Он убирает руки и снова тянется за очками и телефоном. Иногда то, как муж суёт свой нос в мои интимные дела, просто невыносимо, особенно когда он вот так, не считаясь с моим мнением, записывает меня к врачу, которого выбрал сам, и с которым впоследствии наверняка обсуждает мои диагнозы, как то, например, сколько яйцеклеток у меня осталось, и как скоро наступит менопауза. Но я уже привыкла. У всех людей есть недостатки, и у моего мужа, положа руку на сердце, их не так и много. Ничего не поделаешь, придётся тащиться снова к гинекологу, хотя я ненавижу эту процедуру — до сих пор не смогла до конца перебороть стыд, когда собственный муж
Пока Алекс решает вопросы моего здоровья, я удаляюсь в душ, и едва только начинаю одеваться в гардеробной, размышляя, что бы надеть, как муж уже тут как тут: помогает застегнуть замок на бюстгальтере:
— Я записал тебя на четверг, — ставит в известность.
— Так скоро?
— Не капризничай, не так и скоро, ещё целых пять дней впереди. И одевайся теплее, Амаэль в поросячьем восторге — снега навалило, пойдём кататься на горку. Ты с нами! — в его голосе я улавливаю детский азарт и радуюсь тому, что вопрос моего здоровья снят с повестки дня.

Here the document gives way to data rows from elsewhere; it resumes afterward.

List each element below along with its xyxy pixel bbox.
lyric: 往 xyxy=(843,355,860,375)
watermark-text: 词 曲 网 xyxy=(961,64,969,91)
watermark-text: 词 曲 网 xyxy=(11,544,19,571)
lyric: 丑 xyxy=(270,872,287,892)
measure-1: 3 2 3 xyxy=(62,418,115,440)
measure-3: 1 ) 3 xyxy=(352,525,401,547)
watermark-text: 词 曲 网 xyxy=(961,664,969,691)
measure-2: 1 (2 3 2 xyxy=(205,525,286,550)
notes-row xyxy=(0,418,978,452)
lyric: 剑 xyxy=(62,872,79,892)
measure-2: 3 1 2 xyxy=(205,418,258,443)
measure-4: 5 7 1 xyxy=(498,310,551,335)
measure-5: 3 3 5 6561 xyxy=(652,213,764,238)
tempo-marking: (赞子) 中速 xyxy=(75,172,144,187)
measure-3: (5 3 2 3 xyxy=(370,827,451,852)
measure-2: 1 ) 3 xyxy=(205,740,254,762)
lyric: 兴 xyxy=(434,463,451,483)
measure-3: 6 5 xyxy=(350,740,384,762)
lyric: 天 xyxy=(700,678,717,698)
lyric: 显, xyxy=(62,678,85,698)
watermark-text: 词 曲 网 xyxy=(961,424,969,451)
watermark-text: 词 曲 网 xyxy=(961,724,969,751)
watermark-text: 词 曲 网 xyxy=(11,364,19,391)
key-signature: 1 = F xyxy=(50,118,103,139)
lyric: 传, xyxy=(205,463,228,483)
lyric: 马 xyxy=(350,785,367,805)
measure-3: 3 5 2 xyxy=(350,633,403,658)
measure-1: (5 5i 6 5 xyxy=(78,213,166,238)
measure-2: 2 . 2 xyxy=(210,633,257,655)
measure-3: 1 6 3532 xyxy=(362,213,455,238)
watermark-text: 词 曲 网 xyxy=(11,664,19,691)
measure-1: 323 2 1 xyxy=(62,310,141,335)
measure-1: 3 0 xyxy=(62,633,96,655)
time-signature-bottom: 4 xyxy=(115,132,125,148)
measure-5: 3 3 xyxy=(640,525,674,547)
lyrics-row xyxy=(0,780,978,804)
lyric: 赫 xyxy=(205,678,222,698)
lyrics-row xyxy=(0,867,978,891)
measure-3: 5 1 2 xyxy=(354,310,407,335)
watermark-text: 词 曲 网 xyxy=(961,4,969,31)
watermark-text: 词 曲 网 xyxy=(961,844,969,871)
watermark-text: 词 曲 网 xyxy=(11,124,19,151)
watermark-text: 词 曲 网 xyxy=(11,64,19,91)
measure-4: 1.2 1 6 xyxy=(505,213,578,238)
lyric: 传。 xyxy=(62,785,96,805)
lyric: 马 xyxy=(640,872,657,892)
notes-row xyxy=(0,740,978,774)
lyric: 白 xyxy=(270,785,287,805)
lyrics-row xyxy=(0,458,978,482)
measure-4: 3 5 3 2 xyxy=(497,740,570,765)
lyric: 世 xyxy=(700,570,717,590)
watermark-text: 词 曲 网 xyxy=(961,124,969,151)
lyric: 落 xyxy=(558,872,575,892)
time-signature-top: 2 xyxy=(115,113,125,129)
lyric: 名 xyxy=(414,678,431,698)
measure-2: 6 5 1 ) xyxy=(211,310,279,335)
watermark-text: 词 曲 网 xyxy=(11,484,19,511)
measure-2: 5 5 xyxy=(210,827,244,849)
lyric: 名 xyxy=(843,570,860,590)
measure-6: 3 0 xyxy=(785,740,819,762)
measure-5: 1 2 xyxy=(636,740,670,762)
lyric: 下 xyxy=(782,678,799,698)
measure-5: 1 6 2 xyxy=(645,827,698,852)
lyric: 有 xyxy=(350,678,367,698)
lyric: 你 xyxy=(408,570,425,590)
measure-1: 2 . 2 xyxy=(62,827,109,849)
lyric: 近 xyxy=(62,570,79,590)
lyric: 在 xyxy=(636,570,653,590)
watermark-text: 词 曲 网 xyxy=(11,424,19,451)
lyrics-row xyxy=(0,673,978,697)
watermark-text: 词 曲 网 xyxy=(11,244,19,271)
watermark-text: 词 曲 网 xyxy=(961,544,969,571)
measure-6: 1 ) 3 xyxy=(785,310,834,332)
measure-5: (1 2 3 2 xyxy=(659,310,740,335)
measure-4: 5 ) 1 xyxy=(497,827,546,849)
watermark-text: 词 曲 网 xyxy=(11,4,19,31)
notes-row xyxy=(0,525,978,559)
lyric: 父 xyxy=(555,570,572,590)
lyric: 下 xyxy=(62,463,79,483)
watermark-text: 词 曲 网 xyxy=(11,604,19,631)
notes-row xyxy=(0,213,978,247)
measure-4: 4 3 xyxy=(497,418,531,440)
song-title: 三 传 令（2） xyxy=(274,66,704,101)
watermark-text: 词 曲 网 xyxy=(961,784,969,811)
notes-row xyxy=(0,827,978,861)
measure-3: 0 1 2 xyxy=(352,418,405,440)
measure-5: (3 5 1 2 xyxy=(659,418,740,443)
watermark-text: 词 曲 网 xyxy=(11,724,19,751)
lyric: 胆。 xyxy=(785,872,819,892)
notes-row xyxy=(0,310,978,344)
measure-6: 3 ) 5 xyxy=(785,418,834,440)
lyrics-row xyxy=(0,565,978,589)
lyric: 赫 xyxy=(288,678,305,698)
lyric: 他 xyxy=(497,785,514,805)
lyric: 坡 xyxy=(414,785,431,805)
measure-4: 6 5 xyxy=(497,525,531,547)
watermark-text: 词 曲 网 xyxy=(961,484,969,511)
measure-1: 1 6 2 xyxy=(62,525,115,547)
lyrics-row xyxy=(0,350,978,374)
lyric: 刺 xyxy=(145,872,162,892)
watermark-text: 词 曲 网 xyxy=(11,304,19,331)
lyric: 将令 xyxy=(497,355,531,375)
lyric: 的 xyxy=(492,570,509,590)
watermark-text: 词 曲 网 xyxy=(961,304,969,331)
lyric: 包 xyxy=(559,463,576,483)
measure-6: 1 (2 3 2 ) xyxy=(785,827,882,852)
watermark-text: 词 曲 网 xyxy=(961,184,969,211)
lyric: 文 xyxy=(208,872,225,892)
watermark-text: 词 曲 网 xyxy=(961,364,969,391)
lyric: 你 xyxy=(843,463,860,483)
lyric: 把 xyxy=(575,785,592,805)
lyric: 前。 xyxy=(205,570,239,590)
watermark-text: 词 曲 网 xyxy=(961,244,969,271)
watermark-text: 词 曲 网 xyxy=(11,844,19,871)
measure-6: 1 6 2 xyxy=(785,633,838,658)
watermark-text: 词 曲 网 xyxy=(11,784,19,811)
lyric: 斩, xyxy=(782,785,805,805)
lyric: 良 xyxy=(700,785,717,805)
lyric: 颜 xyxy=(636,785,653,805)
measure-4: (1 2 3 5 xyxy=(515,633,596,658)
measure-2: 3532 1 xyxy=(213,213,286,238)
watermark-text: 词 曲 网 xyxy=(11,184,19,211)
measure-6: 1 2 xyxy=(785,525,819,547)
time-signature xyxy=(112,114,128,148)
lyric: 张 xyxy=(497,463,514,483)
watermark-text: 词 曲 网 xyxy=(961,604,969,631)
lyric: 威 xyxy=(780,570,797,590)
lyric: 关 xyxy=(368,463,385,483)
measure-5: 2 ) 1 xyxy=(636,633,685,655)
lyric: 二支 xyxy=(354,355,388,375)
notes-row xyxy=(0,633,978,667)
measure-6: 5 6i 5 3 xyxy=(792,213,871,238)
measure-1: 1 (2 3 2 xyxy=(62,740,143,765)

Но Алекс неожиданно резко разворачивает меня лицом к себе и долго целует в лоб:
— Отбрось все глупые мысли и живи сегодня, живи сейчас.
— Я и живу…
— Прости меня за эти дни, я виноват, — целует в губы коротко, но нежно. — Действительно виноват.
— Да нет же, дело не в этом…
— А в чём тогда?
— Да ни в чём!
— Если сегодня утром причиной твоих слёз были воспоминания, то нет ничего глупее отравлять ими наше настоящее! Что было, то прошло, и больше никогда не повторится.
— Алекс, я думала об Амаэле: он так сильно похож на тебя!
— Это плохо?
Я охаю, не зная, что ответить.
— Эштон тоже на меня похож, и посмотри, всё же хорошо!